The next few months in residential rehabilitation changed Tom's life. "I needed every single day of the few months I was in rehab," Tom said.
"The first day I met Gavin Crosisca, (director of Sober Living Housing), I knew I had met the person that could change my life. "He challenged me every day and didn't make it easy, but rehab isn't meant to be easy. I'll forever be grateful to Gavin for saving my life," Tom said.
Now 18 months' clean, Tom is back in Sunraysia and said he is working hard to get his life back on track. "I did a lot of damage during active addiction, so there's a lot to repair," he said. "I hurt a lot of people, I let a lot of people down, I let myself down. "I isolated myself and I lost a lot of people I really cared about. These are all things I work really hard towards repairing and fixing." Tom said if not for his family and the support of his partner, he may not be alive today. "I'm the luckiest guy alive that my partner stuck by me and is still in my life," he said.

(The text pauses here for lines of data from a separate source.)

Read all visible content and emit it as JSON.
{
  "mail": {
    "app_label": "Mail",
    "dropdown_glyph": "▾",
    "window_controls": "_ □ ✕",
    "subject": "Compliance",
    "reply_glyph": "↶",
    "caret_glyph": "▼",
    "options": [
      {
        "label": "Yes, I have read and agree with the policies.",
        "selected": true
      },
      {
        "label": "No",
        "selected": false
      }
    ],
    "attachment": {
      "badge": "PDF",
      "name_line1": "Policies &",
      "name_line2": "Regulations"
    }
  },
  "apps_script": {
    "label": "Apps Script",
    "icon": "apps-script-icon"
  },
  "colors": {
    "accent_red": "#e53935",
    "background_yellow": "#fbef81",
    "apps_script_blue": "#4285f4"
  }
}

"I'm thankful that my loved ones didn't turn their back on me. I was fortunate to be in a position to have people to lean on, to help me with the cost of rehab. But what about the addicts who don't have the luxury of that? "The ones who have no one to help them out, who are stuck in the cycle of addiction with no idea where to turn for help. "The longer you leave it to get help, the worse it is for not just you, but the relationships in your life. Your chances of going back out there and using again are so much higher.
"The ability to get in to a rehab can be the difference between getting clean and changing your life, or staying on drugs and winding up dead or in jail," Tom said.